Vector construction for agroinfiltration

For establishment of VIGS in C. sativa the Cotton leaf crumple virus (CLCrV) was applied. As a basis for the construction of the VIGS vectors the plasmids pJRT.Agro.CLCrVA.008 (pCottonA) (Addgene plasmid # 31809) carrying DNA-A and pJRT.Agro.CLCrVB1.3 (pCottonB) (Addgene plasmid # 37974) harboring DNA-B of the virus were used. Both plasmids were a gift from Niki Robertson [6].

Construction of the VIGS-vectors was done by linearizing the plasmid pCottonA with SpeI and cloning the selected 300 to 400 base pair fragments of PDS or ChlI into the mentioned linearized vector with the Gibson Assembly method. The resulting plasmids pCottonA-PDS and pCottonA-ChlI were sequenced to verify the correct assembly. All used primers are listed in Additional file 1: Table S3.

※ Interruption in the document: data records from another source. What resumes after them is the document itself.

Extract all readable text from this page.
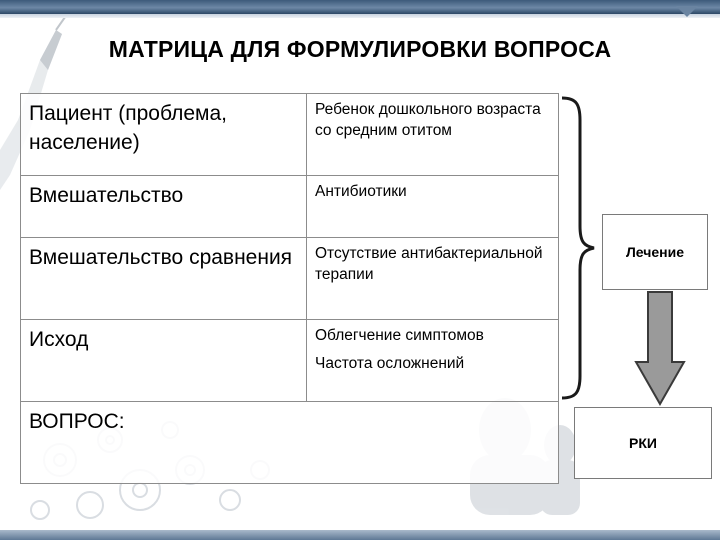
МАТРИЦА ДЛЯ ФОРМУЛИРОВКИ ВОПРОСА
Пациент (проблема, население)	Ребенок дошкольного возраста со средним отитом

Вмешательство	Антибиотики

Вмешательство сравнения	Отсутствие антибактериальной терапии

Исход	Облегчение симптомов

Частота осложнений

ВОПРОС:	
Лечение
РКИ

Agroinfiltration of C. sativa

Competent A. tumefaciens LBA4404, GV3101 and AGL1 cells were transformed with the constructed plasmids according to a published protocol [27]. For agroinfiltration the transformed A. tumefaciens cells were cultivated in a 5 mL-preculture in YEB medium overnight at 28 °C for strains LBA4404 and GV3101 and 26 °C for AGL1 and 200 rpm with 50 mg L−1 kanamycin as well as respective antibiotics for each strain (Additional file 1: Table S2). The cultivation of the main cultures was done according to an existing protocol [28] with minor changes. For instance, cells from the preculture were inoculated in 30 mL YEB medium with 50 mg L−1 kanamycin and respective antibiotics for each strain as well as 10 mM MES and 20 µM acetosyringone. The cells were grown overnight at 26/28 °C and 200 rpm. For infiltration cells were harvested by centrifugation and washed twice in infiltration buffer (10 mM MES, 10 mM MgCl2, 200 µM acetosyringone). The cells were incubated at room temperature for 4 h in the dark, after the OD600nm was adjusted to 4. After incubation, cells containing pCottonB were mixed in a ratio of 1:1 with cells containing DNA-A with the desired gene fragments of PDS or ChlI. The mixture was infiltrated into C. sativa var. Finola seedlings at the 4-leaf stage in the cotyledons and primary leaves with a needleless syringe. After infiltration the plants were cultivated at 22 °C in the light and 18 °C in the dark.

cDNA synthesis and quantitative real-time PCR (qPCR)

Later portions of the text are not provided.